The distinction between a marketing authorisation and a temporary use authorisation

Subject to narrowly defined exceptions, all medicines must obtain a marketing authorisation from the MHRA or European Medicines Agency (EMA) (depending upon the licensing approval route) before that medicine can be placed on the market. Prior to obtaining regulatory approval, sufficient evidence on the safety, quality and efficacy of the product must be demonstrated. There are similar requirements for applicants for temporary use authorisations. However, it is important to emphasise that a temporary use authorisation is not equivalent to a marketing authorisation approval. A standard marketing authorisation grants regulatory approval for a given indication for an initial period of 5 years (but can be renewed for unlimited validity) in the relevant territory. By contrast, for a temporary use authorisation, the product authorisation is valid for 1 year and the holder will be required to complete specific obligations (i.e. ongoing or new studies, and in some cases additional activities) with a view to providing comprehensive data confirming that the benefit-risk balance is positive. Once comprehensive data on the product have been obtained, the marketing authorisation may be converted into a standard marketing authorisation (not subject to specific obligations) which would mean that the 5 year initial validity period would apply (with the possibility of unlimited validity thereafter).

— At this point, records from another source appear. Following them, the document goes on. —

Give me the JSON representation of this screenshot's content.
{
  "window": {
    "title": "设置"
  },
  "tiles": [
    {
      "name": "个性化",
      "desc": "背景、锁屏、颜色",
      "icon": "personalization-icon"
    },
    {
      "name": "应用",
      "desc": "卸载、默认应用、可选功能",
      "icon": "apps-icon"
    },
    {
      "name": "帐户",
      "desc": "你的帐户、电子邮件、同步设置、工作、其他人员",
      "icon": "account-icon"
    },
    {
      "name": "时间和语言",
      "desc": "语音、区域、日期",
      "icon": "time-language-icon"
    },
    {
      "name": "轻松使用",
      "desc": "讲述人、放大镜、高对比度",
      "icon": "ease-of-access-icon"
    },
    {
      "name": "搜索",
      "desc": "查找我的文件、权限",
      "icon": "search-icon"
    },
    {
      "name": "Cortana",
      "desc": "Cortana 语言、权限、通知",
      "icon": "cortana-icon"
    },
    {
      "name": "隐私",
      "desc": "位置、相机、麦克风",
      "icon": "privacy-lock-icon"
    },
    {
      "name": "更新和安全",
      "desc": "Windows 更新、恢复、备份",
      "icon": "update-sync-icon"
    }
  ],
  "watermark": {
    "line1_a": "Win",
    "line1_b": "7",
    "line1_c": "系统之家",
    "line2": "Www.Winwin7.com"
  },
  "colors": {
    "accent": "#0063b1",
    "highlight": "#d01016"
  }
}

A product granted a temporary use authorisation is not a licensed product in regulatory terms. Its permitted use is authorised for a fixed period and the product remains subject to any conditions stipulated by the MHRA. However, it must also be stressed that in this context, ‘unlicensed’ does not mean ‘untested’. Indeed, citing the example of the Pfizer and BioNTech approval, the scale of that clinical trial was vast and involved in excess of 43,000 trial subjects with a reported efficacy of 95% in preventing mild to severe COVID-19 disease (based on the results from the phase III study).

Liability exemption

Under EU law, Directive 2001/83/EC (the 'Medicines Code') contains rules that shield marketing authorisation holders, manufacturers and health professionals from civil liability arising from the use of an unauthorised medicinal product, or from the use of a product otherwise than in accordance with its authorisation, when such use is by the licensing authority in response to (among other things) the spread of pathogens.

The public policy rationale behind this principle is to provide a legal protection against exposure to litigation for companies who are willing to innovate into the development and manufacture of vaccinations to tackle global health threats such as COVID-19. The principle established under Article 5(3) of the Medicines Code was implemented into UK law by Regulation 345 of the HMRs. However, the exemption does not extend to the risks posed by defective products. In a UK context, a manufacturer would still hold liability for a defective product that meets the conditions under section 2 of the Consumer Protection Act 1987.

Why was the Pfizer – BioNTech vaccine approved by the MHRA (not the EMA)?

The UK formally withdrew from the EU on 31 January 2020 but EU law continues to apply to the UK during the Brexit transition period until 31 December 2020. Until the end of this period only the EMA can grant licences for COVID-19 vaccines. However, the above-mentioned 2020 Regulations create the mechanism through which the MHRA could grant the temporary use authorisation for the Pfizer and BioNTech vaccine.

It should also be noted that on 1 December 2020, Pfizer and BioNTech submitted their application for conditional marketing authorisation for their COVID-19 vaccine to the EMA. The assessment will proceed under an accelerated timeline and a marketing authorisation opinion could be issued within a matter of weeks. This expedited approval is possible because the EMA has operated a rolling review approach to expedite vaccine approval during the COVID-19 pandemic.